Earlier last week, Disney’s unveiling of Princess Sofia caused an uproar amongst certain people. Once executive producer Jamie Mitchell told Entertainment Weekly, “She is Latina,” making her the first-ever Hispanic Disney princess, other executives tried to tone down that notion. Joe D’Ambrosia, vice president of Disney Junior original programming, toned down the promotion saying, “We never actually call it out. When we go into schools [to talk to young students about the show], what I find fascinating is that every girl thinks that they’re Sofia.” But that didn’t stop people from complaining that she wasn’t Latina looking, because of her fair skin and light eyes. They forgot about the notion of Latinas coming in a variety of shades. To add salt to the disappointment and to correct assumptions, Nancy Kanter, Senior Vice President, Original Programming and General Manager, Disney Junior Worldwide, took to the Princess Sofia Facebook page to address the controversy surrounding the new Disney character:
What’s important to know is that Sofia is a fairytale girl who lives in a fairytale world. All our characters come from fantasy lands that may reflect elements of various cultures and ethnicities but none are meant to specifically represent those real world cultures. The writers have wisely chosen to write stories that include elements that will be familiar and relatable to kids from many different backgrounds including Spain and Latin America. For example, Sofia’s mom comes from a fictitious land, Galdiz, which was inspired by Spain […] this creates a world of diversity and inclusion that sends just the right kind of message to all children — “Look around you, appreciate the differences you see and celebrate what makes us all the same.” I am eager for you and your children to meet Sofia and experience her world together!
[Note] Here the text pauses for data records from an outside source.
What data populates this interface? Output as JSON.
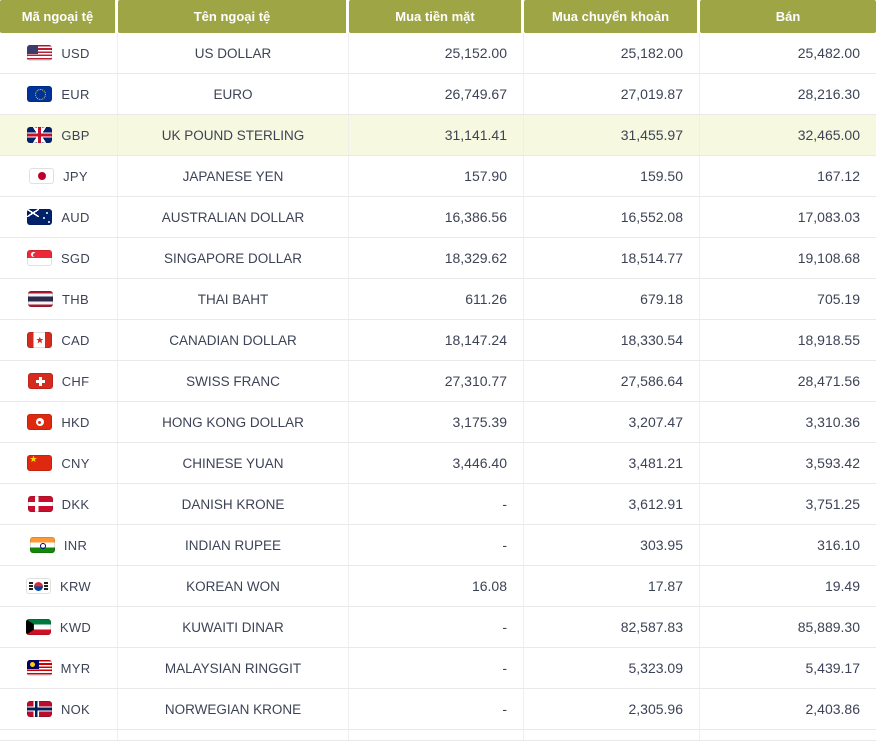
{
  "colors": {
    "header_bg": "#9ea544",
    "header_text": "#ffffff",
    "highlight_bg": "#f6f8e0",
    "row_border": "#e9e9e9",
    "col_border": "#efefef",
    "text_color": "#3d4356"
  },
  "table": {
    "columns": [
      {
        "label": "Mã ngoại tệ"
      },
      {
        "label": "Tên ngoại tệ"
      },
      {
        "label": "Mua tiền mặt"
      },
      {
        "label": "Mua chuyển khoản"
      },
      {
        "label": "Bán"
      }
    ],
    "rows": [
      {
        "code": "USD",
        "flag": "us",
        "name": "US DOLLAR",
        "cash": "25,152.00",
        "transfer": "25,182.00",
        "sell": "25,482.00",
        "highlight": false
      },
      {
        "code": "EUR",
        "flag": "eu",
        "name": "EURO",
        "cash": "26,749.67",
        "transfer": "27,019.87",
        "sell": "28,216.30",
        "highlight": false
      },
      {
        "code": "GBP",
        "flag": "gb",
        "name": "UK POUND STERLING",
        "cash": "31,141.41",
        "transfer": "31,455.97",
        "sell": "32,465.00",
        "highlight": true
      },
      {
        "code": "JPY",
        "flag": "jp",
        "name": "JAPANESE YEN",
        "cash": "157.90",
        "transfer": "159.50",
        "sell": "167.12",
        "highlight": false
      },
      {
        "code": "AUD",
        "flag": "au",
        "name": "AUSTRALIAN DOLLAR",
        "cash": "16,386.56",
        "transfer": "16,552.08",
        "sell": "17,083.03",
        "highlight": false
      },
      {
        "code": "SGD",
        "flag": "sg",
        "name": "SINGAPORE DOLLAR",
        "cash": "18,329.62",
        "transfer": "18,514.77",
        "sell": "19,108.68",
        "highlight": false
      },
      {
        "code": "THB",
        "flag": "th",
        "name": "THAI BAHT",
        "cash": "611.26",
        "transfer": "679.18",
        "sell": "705.19",
        "highlight": false
      },
      {
        "code": "CAD",
        "flag": "ca",
        "name": "CANADIAN DOLLAR",
        "cash": "18,147.24",
        "transfer": "18,330.54",
        "sell": "18,918.55",
        "highlight": false
      },
      {
        "code": "CHF",
        "flag": "ch",
        "name": "SWISS FRANC",
        "cash": "27,310.77",
        "transfer": "27,586.64",
        "sell": "28,471.56",
        "highlight": false
      },
      {
        "code": "HKD",
        "flag": "hk",
        "name": "HONG KONG DOLLAR",
        "cash": "3,175.39",
        "transfer": "3,207.47",
        "sell": "3,310.36",
        "highlight": false
      },
      {
        "code": "CNY",
        "flag": "cn",
        "name": "CHINESE YUAN",
        "cash": "3,446.40",
        "transfer": "3,481.21",
        "sell": "3,593.42",
        "highlight": false
      },
      {
        "code": "DKK",
        "flag": "dk",
        "name": "DANISH KRONE",
        "cash": "-",
        "transfer": "3,612.91",
        "sell": "3,751.25",
        "highlight": false
      },
      {
        "code": "INR",
        "flag": "in",
        "name": "INDIAN RUPEE",
        "cash": "-",
        "transfer": "303.95",
        "sell": "316.10",
        "highlight": false
      },
      {
        "code": "KRW",
        "flag": "kr",
        "name": "KOREAN WON",
        "cash": "16.08",
        "transfer": "17.87",
        "sell": "19.49",
        "highlight": false
      },
      {
        "code": "KWD",
        "flag": "kw",
        "name": "KUWAITI DINAR",
        "cash": "-",
        "transfer": "82,587.83",
        "sell": "85,889.30",
        "highlight": false
      },
      {
        "code": "MYR",
        "flag": "my",
        "name": "MALAYSIAN RINGGIT",
        "cash": "-",
        "transfer": "5,323.09",
        "sell": "5,439.17",
        "highlight": false
      },
      {
        "code": "NOK",
        "flag": "no",
        "name": "NORWEGIAN KRONE",
        "cash": "-",
        "transfer": "2,305.96",
        "sell": "2,403.86",
        "highlight": false
      }
    ]
  }
}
Another Disney executive chimed in as well. Craig Gerber, a coexecutive producer and writer for “Sofia the First: Once Upon a Princess,” added more detail on Sofia’s heritage, describing her as “a mixed-heritage princess in a fairy-tale world. Her mother is originally from an enchanted kingdom inspired by Spain (Galdiz) and her birth father hailed from an enchanted kingdom inspired by Scandinavia,” according to E! News.
So there you have it folks, Princess Sofia, a fictional Disney character, not only is a cartoon, but a “mixed-heritage” princess. Score one for the mixed chicks?